„Wer kümmert sich um Malachow“ von Waleri Agranowski am Volkstheater Rostock, Regie Siegfried Böttger und Hanns Anselm Perten

 

 

 

Gewinn durch Fremdes

 

Auf den ersten Blick scheint das ein undankbares Stück zu sein. Es wirft unbequeme Fragen auf und dies unprätentiös, so gar nicht literarisch, geschweige denn poetisch. Eine szenische Reportage über einen Kriminalfall.

Die Vorlage lieferte Waleri Agranowski. Er ist Journalist. In einer zwölfteiligen Reportage für die »Komsomolskaja Prawda« berichtete er über Andrej Malachow, einen auf die schiefe Bahn geratenen Jugendlichen. Auf Wunsch des Chefregisseurs des Leningrader »Theaters für junge Zuschauer« machte er 1976 aus der Reportage ein Stück. In Leningrad wurde es uraufgeführt und inzwischen von sechzig sowjetischen Bühnen nachgespielt. Das läßt aufmerken. Ganz zweifellos: Das sowjetische Theater fragt nicht in erster Linie nach modischer theatralischer Opulenz. Es hat einen gesunden Spürsinn für Stoffe, mit denen ohne Umwege sozialistische Wirklichkeit auf die Bühne gebracht werden kann. Es sucht unmittelbar rezipierbare Vorgänge und verhandelt die Lebensfragen der Gegenwart nicht verklausuliert und chiffriert. Mit diesem Stück greift es ein soziales Problem auf, das an den Nerven zerrt. Auch uns. Angekommen in der sozialistischen Wirklichkeit erleben wir, daß der Kampf noch immer Züge und Momente hat, die wir nicht erwarteten, als wir uns auf den Weg machten. Wir müssen uns ihnen stellen.

Andrej Malachow ist verurteilt, lebt und arbeitet in einer Erziehungskolonie für jugendliche Straftäter. Es fing mit Diebstahl an. Dann wollte er sich in der Schule böswillige Raufbolde vom Halse schaffen. Für ein Tagesgeld heuerte er sich einen Schläger an, der es seinen Kontrahenten heimzahlen sollte.
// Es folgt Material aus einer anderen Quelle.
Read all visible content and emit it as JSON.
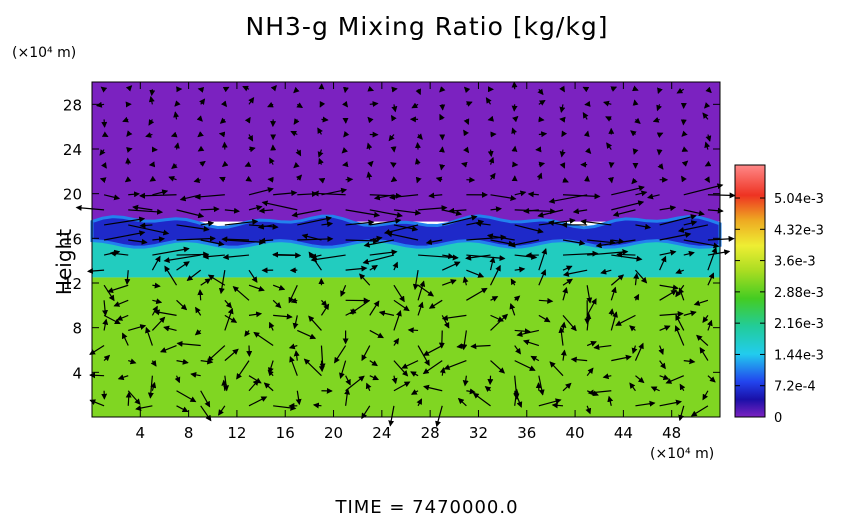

Aber Andrej half das nicht viel, denn woher sollten jene Burschen wissen, daß Andrej dahintersteckt. Also wurde auch er weiter geprügelt, nur gingen auch seine Gegner nicht leer aus. Diese Genugtuung kostete Geld, mehr als Andrej hatte und mehr als ihm seine Mutter heimlich zustecken konnte. Der Vater, vom Sohn natürlich nicht eingeweiht und wahrscheinlich ohnehin verständnislos, hatte stets nur ein Argument: Prügel. Andrej vereinsamte seelisch, der Kontakt zu einem Mädchen zerbrach ihm, und immer dringender brauchte er Geld. Seine Kumpane Bonifazi und Schmarr erpreßten ihn. So überfiel er schließlich alte Frauen, entriß ihnen die Handtaschen, nahm ihr Geld, kam zu Geld und wurde gefaßt. Zunächst glimpflich behandelt, begriff er nur: Man muß eben noch geschickter sein. Das vorläufige Ende: Die Erziehungskolonie.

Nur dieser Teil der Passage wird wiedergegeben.